Federal Reserve Chairman Powell indicate, after a recent meeting that the period of aggressive rate hikes is likely coming to an end.
Transcript:
Dave: (00:05)
Hi there everyone. Dave Barlow here with the gang from Sell for 1% Realtors, and we have, uh, Rich Cerone. And I actually, rich, I was talking to, uh, an Italian yesterday and, and correct me if I’m wrong, it’s Rich Chico. Chicone, is that right?
Rich: (00:23)
No, it should. No. Uh, David should be, it should be because you have to pronounce every vowl. That last vowl, you missed it. So it would be, you are correct to C before the E is always the CH sound. So it’s Chair-CO-Nay. Okay. You have to get that A at the end.
Dave: (00:42)
I didn’t throw the A on there. I was just Rich, chacon, , . All right. So Rich,
Rich: (00:48)
But I answer, I answered to anything. That’s the good thing.
Dave: (00:52)
So . Okay. Well anyways, we got you here this morning and thank you for taking some time. And, um, uh, we want to talk about what happened, uh, yesterday, late afternoon with the Chairman Powell and the Federal Reserve.

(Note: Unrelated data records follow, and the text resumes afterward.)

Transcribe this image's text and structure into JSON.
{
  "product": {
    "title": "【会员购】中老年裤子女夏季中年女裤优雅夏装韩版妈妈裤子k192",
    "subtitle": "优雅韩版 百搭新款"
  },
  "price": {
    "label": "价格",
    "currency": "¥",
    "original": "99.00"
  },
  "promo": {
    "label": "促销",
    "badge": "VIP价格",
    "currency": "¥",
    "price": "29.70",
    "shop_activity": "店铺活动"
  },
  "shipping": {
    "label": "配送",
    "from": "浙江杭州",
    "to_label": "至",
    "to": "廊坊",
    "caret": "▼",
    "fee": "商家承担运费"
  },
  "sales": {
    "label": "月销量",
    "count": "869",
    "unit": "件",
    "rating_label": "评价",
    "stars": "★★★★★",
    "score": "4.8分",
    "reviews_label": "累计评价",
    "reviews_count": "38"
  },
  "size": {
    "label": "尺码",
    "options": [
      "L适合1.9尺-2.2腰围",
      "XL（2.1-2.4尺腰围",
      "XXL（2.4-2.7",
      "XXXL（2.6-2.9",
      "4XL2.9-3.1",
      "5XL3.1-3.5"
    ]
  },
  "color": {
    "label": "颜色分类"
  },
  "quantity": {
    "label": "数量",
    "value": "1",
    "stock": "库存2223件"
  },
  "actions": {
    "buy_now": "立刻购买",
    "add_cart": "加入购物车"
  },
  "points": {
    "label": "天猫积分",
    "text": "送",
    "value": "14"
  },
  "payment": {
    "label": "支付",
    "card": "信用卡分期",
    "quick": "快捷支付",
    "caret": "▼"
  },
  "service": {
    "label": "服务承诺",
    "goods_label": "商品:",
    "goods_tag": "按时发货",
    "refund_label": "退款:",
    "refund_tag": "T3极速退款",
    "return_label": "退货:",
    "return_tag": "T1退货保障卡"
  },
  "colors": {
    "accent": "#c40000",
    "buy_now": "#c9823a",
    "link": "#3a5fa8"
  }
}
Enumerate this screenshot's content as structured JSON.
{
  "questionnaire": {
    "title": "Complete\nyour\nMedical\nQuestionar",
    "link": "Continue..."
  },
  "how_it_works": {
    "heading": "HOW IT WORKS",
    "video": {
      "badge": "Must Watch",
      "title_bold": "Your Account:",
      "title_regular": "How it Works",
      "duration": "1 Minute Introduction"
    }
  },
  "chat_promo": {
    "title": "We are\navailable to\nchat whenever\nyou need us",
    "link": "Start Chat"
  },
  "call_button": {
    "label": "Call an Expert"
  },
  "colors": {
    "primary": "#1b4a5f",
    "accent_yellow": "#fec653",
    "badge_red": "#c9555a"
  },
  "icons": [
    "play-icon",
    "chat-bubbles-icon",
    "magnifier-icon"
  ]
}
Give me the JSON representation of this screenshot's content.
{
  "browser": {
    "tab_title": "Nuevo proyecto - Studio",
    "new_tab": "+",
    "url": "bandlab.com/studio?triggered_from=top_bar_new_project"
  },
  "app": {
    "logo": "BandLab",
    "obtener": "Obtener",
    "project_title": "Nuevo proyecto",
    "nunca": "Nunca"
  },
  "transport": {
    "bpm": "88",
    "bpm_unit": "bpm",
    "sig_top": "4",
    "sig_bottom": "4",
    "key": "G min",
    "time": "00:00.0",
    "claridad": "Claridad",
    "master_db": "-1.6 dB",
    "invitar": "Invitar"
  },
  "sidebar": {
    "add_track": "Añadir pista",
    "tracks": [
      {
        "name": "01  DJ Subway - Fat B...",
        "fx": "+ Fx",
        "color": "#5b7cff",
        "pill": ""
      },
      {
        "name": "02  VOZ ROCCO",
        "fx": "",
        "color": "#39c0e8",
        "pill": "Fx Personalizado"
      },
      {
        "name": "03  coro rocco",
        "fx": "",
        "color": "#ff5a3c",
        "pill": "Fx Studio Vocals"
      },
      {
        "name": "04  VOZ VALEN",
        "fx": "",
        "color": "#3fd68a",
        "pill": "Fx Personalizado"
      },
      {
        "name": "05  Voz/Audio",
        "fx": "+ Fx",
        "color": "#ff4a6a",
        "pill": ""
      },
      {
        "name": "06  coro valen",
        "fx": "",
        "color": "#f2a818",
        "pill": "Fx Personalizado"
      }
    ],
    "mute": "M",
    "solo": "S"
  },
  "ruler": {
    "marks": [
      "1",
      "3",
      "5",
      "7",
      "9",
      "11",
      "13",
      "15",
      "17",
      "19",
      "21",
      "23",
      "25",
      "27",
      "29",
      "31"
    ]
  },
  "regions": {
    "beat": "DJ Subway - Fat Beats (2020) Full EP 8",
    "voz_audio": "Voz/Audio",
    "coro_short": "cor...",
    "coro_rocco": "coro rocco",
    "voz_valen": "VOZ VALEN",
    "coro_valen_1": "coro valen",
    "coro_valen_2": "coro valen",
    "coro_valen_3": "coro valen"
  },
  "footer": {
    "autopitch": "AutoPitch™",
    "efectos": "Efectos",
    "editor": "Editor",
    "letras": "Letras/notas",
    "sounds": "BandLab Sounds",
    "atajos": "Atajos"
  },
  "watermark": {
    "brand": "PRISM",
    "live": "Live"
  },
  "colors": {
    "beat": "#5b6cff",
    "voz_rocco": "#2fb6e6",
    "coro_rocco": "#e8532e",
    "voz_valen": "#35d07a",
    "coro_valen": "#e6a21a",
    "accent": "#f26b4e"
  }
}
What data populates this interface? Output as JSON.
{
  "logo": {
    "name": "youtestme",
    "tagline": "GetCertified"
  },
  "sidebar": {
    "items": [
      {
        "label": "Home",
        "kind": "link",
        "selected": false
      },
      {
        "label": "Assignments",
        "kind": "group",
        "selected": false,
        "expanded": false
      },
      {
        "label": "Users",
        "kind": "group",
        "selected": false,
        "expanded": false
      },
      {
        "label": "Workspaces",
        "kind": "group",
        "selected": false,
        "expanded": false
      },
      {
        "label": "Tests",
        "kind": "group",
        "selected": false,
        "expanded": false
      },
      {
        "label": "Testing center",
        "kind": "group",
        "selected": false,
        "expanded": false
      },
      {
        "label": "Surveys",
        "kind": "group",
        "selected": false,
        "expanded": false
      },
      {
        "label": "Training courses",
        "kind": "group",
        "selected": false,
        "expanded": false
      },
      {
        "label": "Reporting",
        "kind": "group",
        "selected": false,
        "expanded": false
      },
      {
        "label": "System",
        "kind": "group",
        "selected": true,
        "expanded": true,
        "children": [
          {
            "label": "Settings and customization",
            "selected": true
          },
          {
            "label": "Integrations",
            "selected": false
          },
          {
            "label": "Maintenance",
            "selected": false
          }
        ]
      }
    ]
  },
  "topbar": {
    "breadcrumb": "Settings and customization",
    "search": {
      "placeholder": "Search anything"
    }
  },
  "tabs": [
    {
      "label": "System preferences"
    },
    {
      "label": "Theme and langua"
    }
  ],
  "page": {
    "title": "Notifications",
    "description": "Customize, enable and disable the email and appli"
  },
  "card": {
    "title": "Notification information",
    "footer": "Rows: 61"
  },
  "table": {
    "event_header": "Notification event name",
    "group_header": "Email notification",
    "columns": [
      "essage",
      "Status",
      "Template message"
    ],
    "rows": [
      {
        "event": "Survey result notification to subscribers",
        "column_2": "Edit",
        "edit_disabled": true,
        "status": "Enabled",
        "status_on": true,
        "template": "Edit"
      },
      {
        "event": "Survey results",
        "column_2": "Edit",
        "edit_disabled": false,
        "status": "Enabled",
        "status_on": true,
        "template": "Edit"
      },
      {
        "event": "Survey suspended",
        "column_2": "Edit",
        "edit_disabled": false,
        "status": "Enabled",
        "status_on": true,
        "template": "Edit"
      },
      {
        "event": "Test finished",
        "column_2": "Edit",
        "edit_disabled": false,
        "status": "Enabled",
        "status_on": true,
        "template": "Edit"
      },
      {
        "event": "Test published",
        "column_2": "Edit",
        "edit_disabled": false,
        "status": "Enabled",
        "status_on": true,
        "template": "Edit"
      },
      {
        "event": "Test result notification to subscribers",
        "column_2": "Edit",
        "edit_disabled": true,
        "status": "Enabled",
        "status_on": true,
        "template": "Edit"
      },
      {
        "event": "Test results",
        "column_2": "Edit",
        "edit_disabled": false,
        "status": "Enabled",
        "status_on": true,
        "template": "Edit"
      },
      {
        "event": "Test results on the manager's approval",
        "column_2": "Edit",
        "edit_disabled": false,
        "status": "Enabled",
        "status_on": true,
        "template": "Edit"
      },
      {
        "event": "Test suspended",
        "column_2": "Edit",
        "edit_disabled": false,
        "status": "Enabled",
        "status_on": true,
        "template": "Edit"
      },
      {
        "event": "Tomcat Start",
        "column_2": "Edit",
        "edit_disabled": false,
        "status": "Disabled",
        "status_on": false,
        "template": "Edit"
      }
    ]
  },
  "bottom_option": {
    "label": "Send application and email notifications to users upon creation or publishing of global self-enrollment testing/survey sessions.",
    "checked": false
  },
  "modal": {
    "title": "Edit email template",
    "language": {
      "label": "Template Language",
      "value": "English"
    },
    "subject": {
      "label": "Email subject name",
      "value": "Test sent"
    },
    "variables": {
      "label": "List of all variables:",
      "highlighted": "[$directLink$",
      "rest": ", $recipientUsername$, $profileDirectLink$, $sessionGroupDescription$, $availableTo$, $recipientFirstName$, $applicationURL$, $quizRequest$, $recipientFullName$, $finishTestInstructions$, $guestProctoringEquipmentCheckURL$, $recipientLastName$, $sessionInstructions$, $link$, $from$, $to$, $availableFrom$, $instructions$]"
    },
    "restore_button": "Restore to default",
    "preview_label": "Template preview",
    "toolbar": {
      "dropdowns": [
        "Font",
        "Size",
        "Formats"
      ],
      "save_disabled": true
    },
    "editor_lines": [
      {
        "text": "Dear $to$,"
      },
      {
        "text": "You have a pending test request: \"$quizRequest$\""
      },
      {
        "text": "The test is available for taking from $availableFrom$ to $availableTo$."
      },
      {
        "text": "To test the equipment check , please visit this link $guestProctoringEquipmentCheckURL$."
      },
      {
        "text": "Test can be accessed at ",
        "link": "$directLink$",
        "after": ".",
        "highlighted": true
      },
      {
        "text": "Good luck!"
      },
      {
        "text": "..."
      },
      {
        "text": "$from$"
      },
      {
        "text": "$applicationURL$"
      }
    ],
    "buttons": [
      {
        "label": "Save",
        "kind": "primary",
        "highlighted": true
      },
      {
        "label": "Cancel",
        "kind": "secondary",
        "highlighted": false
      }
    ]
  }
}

Uh, they raised the, uh, index rate, uh, 0.25, which I think was kind of in line with what everybody was expecting. But then as he was talking, uh, the stock market started dumping and then as he kind of finished up the stock market rebounded a little bit. So can you tell us what happened yesterday with, uh, all the action?
Rich: (01:30)
Yeah, Dave, so as I’ve said, uh, before in previous meetings we’ve had, it’s not as much what the Fed does in terms of raising or lowering rates per se, as long as they stay within the boundaries of what the markets expect. But what the markets really are watching is the comments that, that the chairman says after the meeting. He indicated, uh, it, you know, in answering some questions from reporters that, um, that we may be ending, we need to come to the end of the cycle of raising rates aggressively like he’s been doing. He didn’t really get to the point where he thought rates were going to be lowered sometime in 2023, but he did signal the idea that we’re coming to the end of the rate tightening cycle. Uh, as you said, first of all, they only raised a quarter as opposed to, uh, in previous meetings they’ve been raising half and three quarters.
Rich: (02:32)
So we’re down to a quarter raise instead of a half or three quarters, which is a signal in and of itself. And then, uh, one question in particular was, uh, he was asked about the Fed funds rate. The fed fund rates currently is, is in the four and a half to 4 75 range. And somebody asked him about that fed fund rate and what he thought would be the, uh, uh, future of that, and he said he didn’t see that going above 5%. So what that means is that, you know, if if that’s the case, then there’s, then there can’t be too many more increases in the future if he’s going to keep it at under five. And we’re already at four and a half to 4, 7, 5 right now. So that was a clear signal that, you know, that the intention is to stop raising rates as, as the year wears on. So just the very fact that, that the rate hikes are going to cease is enough, even though they’re not gonna lower rates, is enough to telegraph the market that, uh, that that rates will, uh, stabilize in the future. And there may, there may come a time when they will, uh, start to lower rates as well.
Dave: (03:47)
All right. Well, that’s good news. Uh, for the overall market, um, mortgage rates, stock market, uh, reacted. Um, I’m a crypto guy and I was watching Bitcoin, uh, go up, um, as, uh, the conversation was going along. And so, uh, that’s that’s good news for the market overall, wouldn’t you say?
Rich: (04:08)
Yeah, I mean, the stock market jumped the, um, mortgage backed securities rallied. The mortgage backed securities are what, uh, the mortgage base PEG two, uh, and, uh, so we had a good day yesterday, no question about it. And, uh, it’s a good signal for, uh, for the markets and the, and the housing market going into the summer that we hopefully will see rates, uh, continue to slide down a little bit. We, uh, you know, we, we hope to get into the fives and stay there over the, at least over the rest of the summer.
Dave: (04:44)
All right, Rich, I appreciate your time. Thanks for, uh, the clarification of what was going on in the market yesterday. I know all of us realtors are, uh, always very interested in what’s happening as it impacts interest rates, uh, uh, to a certain extent. And, and, uh, your clarification, uh, definitely helps us all. Thanks again for, uh, your time.
Rich: (05:05)
You’re welcome, Dave. Thank you for having me.